À partir de là, Serge Gumbs se charge d'étudier le parcours des combattants de Saint-Martin. Dès sa retraite en 2015, une semaine plus tard, l’auteur prenait l'attache aux archives de Saint-Martin. Dans ses recherches, il part « à la rencontre de son oncle soldat », il y découvre qu’il y avait « beaucoup » de Saint-Martinois qui ont participé à 14-18 et personne « n’en parlait vraiment ».
À l’époque, il porte cette initiative à la directrice des archives territoriale de Saint-Martin qui s’intéresse à sa démarche. « Je lui transmets les notes que j’avais prises, elle me rappellera plus tard pour me dire de mettre ça sur papier ». Il était aussi convaincu qu’il fallait transmettre cette histoire à la portée du grand public. Il commence donc à travailler sur ce qu’il appelle à ce moment-là « son manuscrit ».

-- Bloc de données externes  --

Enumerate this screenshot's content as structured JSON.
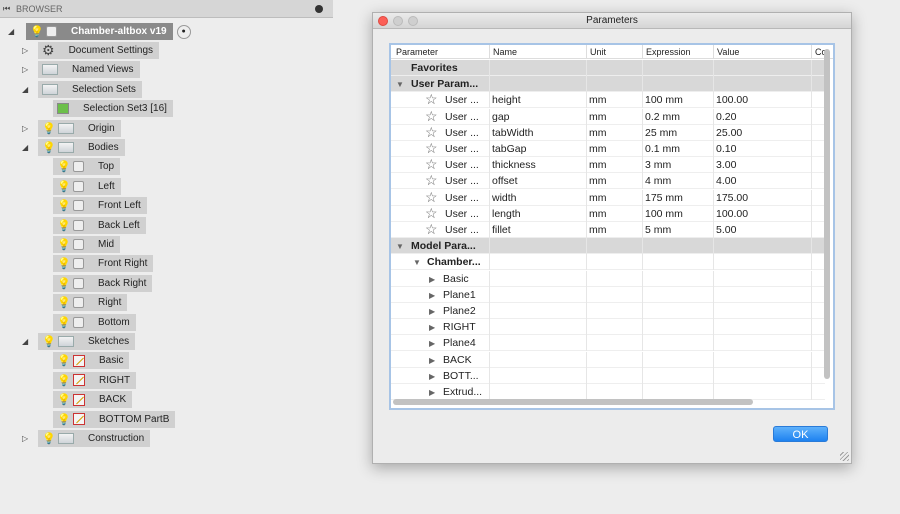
{
  "browser": {
    "title": "BROWSER",
    "root": "Chamber-altbox v19",
    "items": [
      {
        "label": "Document Settings",
        "level": 1,
        "icon": "gear-icon",
        "exp": "collapsed"
      },
      {
        "label": "Named Views",
        "level": 1,
        "icon": "folder-icon",
        "exp": "collapsed"
      },
      {
        "label": "Selection Sets",
        "level": 1,
        "icon": "folder-icon",
        "exp": "expanded"
      },
      {
        "label": "Selection Set3 [16]",
        "level": 2,
        "icon": "selection-set-icon",
        "exp": "none"
      },
      {
        "label": "Origin",
        "level": 1,
        "icon": "folder-icon",
        "bulb": "b",
        "exp": "collapsed"
      },
      {
        "label": "Bodies",
        "level": 1,
        "icon": "folder-icon",
        "bulb": "b",
        "exp": "expanded"
      },
      {
        "label": "Top",
        "level": 2,
        "icon": "body-icon",
        "bulb": "y"
      },
      {
        "label": "Left",
        "level": 2,
        "icon": "body-icon",
        "bulb": "y"
      },
      {
        "label": "Front Left",
        "level": 2,
        "icon": "body-icon",
        "bulb": "y"
      },
      {
        "label": "Back Left",
        "level": 2,
        "icon": "body-icon",
        "bulb": "y"
      },
      {
        "label": "Mid",
        "level": 2,
        "icon": "body-icon",
        "bulb": "y"
      },
      {
        "label": "Front Right",
        "level": 2,
        "icon": "body-icon",
        "bulb": "y"
      },
      {
        "label": "Back Right",
        "level": 2,
        "icon": "body-icon",
        "bulb": "y"
      },
      {
        "label": "Right",
        "level": 2,
        "icon": "body-icon",
        "bulb": "y"
      },
      {
        "label": "Bottom",
        "level": 2,
        "icon": "body-icon",
        "bulb": "y"
      },
      {
        "label": "Sketches",
        "level": 1,
        "icon": "folder-icon",
        "bulb": "y",
        "exp": "expanded"
      },
      {
        "label": "Basic",
        "level": 2,
        "icon": "sketch-icon",
        "bulb": "b"
      },
      {
        "label": "RIGHT",
        "level": 2,
        "icon": "sketch-icon",
        "bulb": "b"
      },
      {
        "label": "BACK",
        "level": 2,
        "icon": "sketch-icon",
        "bulb": "b"
      },
      {
        "label": "BOTTOM PartB",
        "level": 2,
        "icon": "sketch-icon",
        "bulb": "b"
      },
      {
        "label": "Construction",
        "level": 1,
        "icon": "folder-icon",
        "bulb": "b",
        "exp": "collapsed"
      }
    ]
  },
  "dialog": {
    "title": "Parameters",
    "ok": "OK",
    "columns": [
      "Parameter",
      "Name",
      "Unit",
      "Expression",
      "Value",
      "Co"
    ],
    "groups": {
      "favorites": "Favorites",
      "user": "User Param...",
      "model": "Model Para...",
      "chamber": "Chamber..."
    },
    "user_params": [
      {
        "param": "User ...",
        "name": "height",
        "unit": "mm",
        "expr": "100 mm",
        "value": "100.00"
      },
      {
        "param": "User ...",
        "name": "gap",
        "unit": "mm",
        "expr": "0.2 mm",
        "value": "0.20"
      },
      {
        "param": "User ...",
        "name": "tabWidth",
        "unit": "mm",
        "expr": "25 mm",
        "value": "25.00"
      },
      {
        "param": "User ...",
        "name": "tabGap",
        "unit": "mm",
        "expr": "0.1 mm",
        "value": "0.10"
      },
      {
        "param": "User ...",
        "name": "thickness",
        "unit": "mm",
        "expr": "3 mm",
        "value": "3.00"
      },
      {
        "param": "User ...",
        "name": "offset",
        "unit": "mm",
        "expr": "4 mm",
        "value": "4.00"
      },
      {
        "param": "User ...",
        "name": "width",
        "unit": "mm",
        "expr": "175 mm",
        "value": "175.00"
      },
      {
        "param": "User ...",
        "name": "length",
        "unit": "mm",
        "expr": "100 mm",
        "value": "100.00"
      },
      {
        "param": "User ...",
        "name": "fillet",
        "unit": "mm",
        "expr": "5 mm",
        "value": "5.00"
      }
    ],
    "features": [
      "Basic",
      "Plane1",
      "Plane2",
      "RIGHT",
      "Plane4",
      "BACK",
      "BOTT...",
      "Extrud..."
    ]
  }
}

« Les poilus saint-martinois » résume le fruit de trois années de travail et de recherches. Durant cette période, Serge Gumbs enquête dans les archives de la Guadeloupe, mais aussi dans celles du château de Vincennes, celles de Bordeaux et d’Amsterdam. Un travail fort en émotion pour celui qui découvre des photographies, textes des combattants. En retraçant le parcours des soldats saint-martinois, ils croisent également la route de soldats guadeloupéens ou encore martiniquais avec des similitudes.Selon lui, les cicatrices de ce conflit subsistent encore sur l’île, pas forcément physiques, mais aussi psychologiques, ce qu’il considère tout aussi important. « Les familles sont les dommages collatéraux de la guerre, l’homme partait au combat et elles restaient », dit-il. « Saint-Martin a apporté sa contribution lors de la Grande Guerre, et la société saint-martinoise conserve encore aujourd’hui les stigmates de ces quatre années remplis de jours noirs et de nuits blanches. Le fait que les hommes soient partis au front a modelé en profondeur la structure de la société ».

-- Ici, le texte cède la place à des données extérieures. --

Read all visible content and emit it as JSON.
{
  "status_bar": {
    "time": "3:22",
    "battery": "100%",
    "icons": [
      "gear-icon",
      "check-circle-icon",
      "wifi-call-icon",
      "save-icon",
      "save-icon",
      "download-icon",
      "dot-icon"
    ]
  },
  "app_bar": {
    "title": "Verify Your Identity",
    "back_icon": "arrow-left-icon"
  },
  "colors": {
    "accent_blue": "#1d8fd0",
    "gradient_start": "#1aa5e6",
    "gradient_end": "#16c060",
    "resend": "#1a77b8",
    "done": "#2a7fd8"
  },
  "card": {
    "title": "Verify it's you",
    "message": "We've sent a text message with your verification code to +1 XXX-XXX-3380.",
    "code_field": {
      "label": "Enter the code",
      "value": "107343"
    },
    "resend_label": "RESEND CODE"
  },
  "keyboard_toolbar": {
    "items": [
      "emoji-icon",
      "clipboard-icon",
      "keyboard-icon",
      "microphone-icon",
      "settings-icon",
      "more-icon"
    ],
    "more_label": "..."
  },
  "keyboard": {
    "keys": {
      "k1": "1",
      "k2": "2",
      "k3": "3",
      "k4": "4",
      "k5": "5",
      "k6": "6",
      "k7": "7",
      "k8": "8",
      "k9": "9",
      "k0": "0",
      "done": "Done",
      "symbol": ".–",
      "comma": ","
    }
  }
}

Dans cet ouvrage, Serge Gumbs partage l’histoire du passé et de ses traces qu’elle porte aujourd’hui encore. Plus de cent trente poilus « ont été ramenés à la vie » à travers des photographies et documents illustrés dans le livre. « On ne peut pas donner de chiffres précis puisqu’il y a certainement des soldats que je n’ai pas croisés dans mes recherches, et certains d’entre eux ont pu prendre d’autres chemins », indique-t-il.
L’écrivain apporte dans son ouvrage un éclairage sur l’histoire de la première guerre mondiale et redonne la place qui leur revient aux combattants de la Caraïbe, contraints de servir cette lointaine France. Transmettre cette donnée était « essentiel selon lui ».

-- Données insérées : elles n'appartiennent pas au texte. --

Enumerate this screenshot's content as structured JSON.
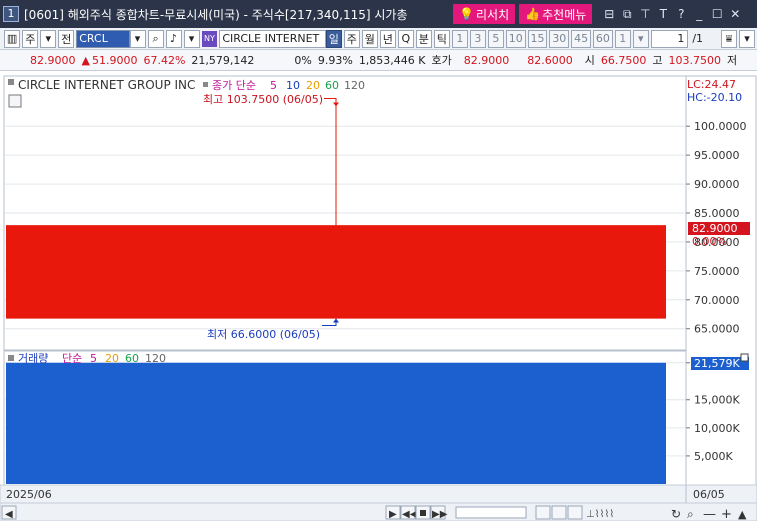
{
  "window": {
    "number": "1",
    "title": "[0601] 해외주식 종합차트-무료시세(미국) - 주식수[217,340,115] 시가총",
    "research_label": "리서치",
    "recommend_label": "추천메뉴",
    "controls": [
      "⊟",
      "⧉",
      "⊤",
      "T",
      "?",
      "_",
      "☐",
      "✕"
    ]
  },
  "toolbar": {
    "period_label": "주",
    "prev_label": "전",
    "code": "CRCL",
    "exchange_badge": "NY",
    "name": "CIRCLE INTERNET",
    "periods": [
      "일",
      "주",
      "월",
      "년",
      "Q",
      "분",
      "틱"
    ],
    "selected_period": "일",
    "intervals": [
      "1",
      "3",
      "5",
      "10",
      "15",
      "30",
      "45",
      "60",
      "1"
    ],
    "page": "1",
    "page_total": "/1"
  },
  "quote": {
    "price": "82.9000",
    "change_arrow": "▲",
    "change": "51.9000",
    "change_pct": "67.42%",
    "volume": "21,579,142",
    "vol_pct_a": "0%",
    "vol_pct_b": "9.93%",
    "amount": "1,853,446 K",
    "ask_label": "호가",
    "ask": "82.9000",
    "bid": "82.6000",
    "open_label": "시",
    "open": "66.7500",
    "high_label": "고",
    "high": "103.7500",
    "low_label": "저"
  },
  "chart_data": [
    {
      "type": "candlestick",
      "title": "CIRCLE INTERNET GROUP INC",
      "legend_label": "종가 단순",
      "ma_periods": [
        "5",
        "10",
        "20",
        "60",
        "120"
      ],
      "ma_colors": [
        "#c0179a",
        "#1a3dbf",
        "#e6a100",
        "#16a34a",
        "#666666"
      ],
      "lc_label": "LC:24.47",
      "hc_label": "HC:-20.10",
      "x": [
        "06/05"
      ],
      "open": [
        66.75
      ],
      "high": [
        103.75
      ],
      "low": [
        66.6
      ],
      "close": [
        82.9
      ],
      "high_annotation": "최고 103.7500 (06/05)",
      "low_annotation": "최저 66.6000 (06/05)",
      "ylim": [
        61.5,
        108.5
      ],
      "yticks": [
        "65.0000",
        "70.0000",
        "75.0000",
        "80.0000",
        "85.0000",
        "90.0000",
        "95.0000",
        "100.0000"
      ],
      "ytick_values": [
        65,
        70,
        75,
        80,
        85,
        90,
        95,
        100
      ],
      "current_price_label": "82.9000",
      "current_pct_label": "0.00%",
      "up_color": "#e8190c"
    },
    {
      "type": "bar",
      "title": "거래량",
      "legend_label": "단순",
      "ma_periods": [
        "5",
        "20",
        "60",
        "120"
      ],
      "ma_colors": [
        "#c0179a",
        "#e6a100",
        "#16a34a",
        "#666666"
      ],
      "x": [
        "06/05"
      ],
      "values": [
        21579142
      ],
      "ylim": [
        0,
        23500000
      ],
      "yticks": [
        "5,000K",
        "10,000K",
        "15,000K",
        "21,579K"
      ],
      "ytick_values": [
        5000000,
        10000000,
        15000000,
        21579142
      ],
      "current_label": "21,579K",
      "bar_color": "#1c5fcf"
    }
  ],
  "xaxis": {
    "left_label": "2025/06",
    "right_label": "06/05"
  }
}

En conclusion, Serge Gumbs souhaite changer le narratif qu’on utilise pour parler de Saint-Martin. En effet, ce fruit de trois années de travail permet aux Saint-Martinois de connaître leur passé, leur histoire. Une œuvre remplie d’émotions « fortes » que l’auteur a voulu partager.
Par ailleurs, l’auteur prépare un second ouvrage, celle des Saint-Martinois durant la seconde guerre mondiale 1939-1944. «Beaucoup de soldats saint-martinois ont combattu tant dans l'armée française que l'armée américaine », précise Serge Gumbs. Pour ce second livre, il ne se limite pas dans le temps, « car dans les recherches, on ne sait jamais quand s’arrêter ».
La Collectivité de Saint-Martin propose une rencontre avec l’auteur demain, vendredi 24 mai à 18h30 pour la nouvelle édition « Coin des artistes » pour une séance de dédicace dans le hall de la COM.
Le livre "Les poilus saint-martinois", est disponible aux éditions Jasor et en vente à la librairie des îles et à la librairie du bord de mer ou sur le site de la fnac.com.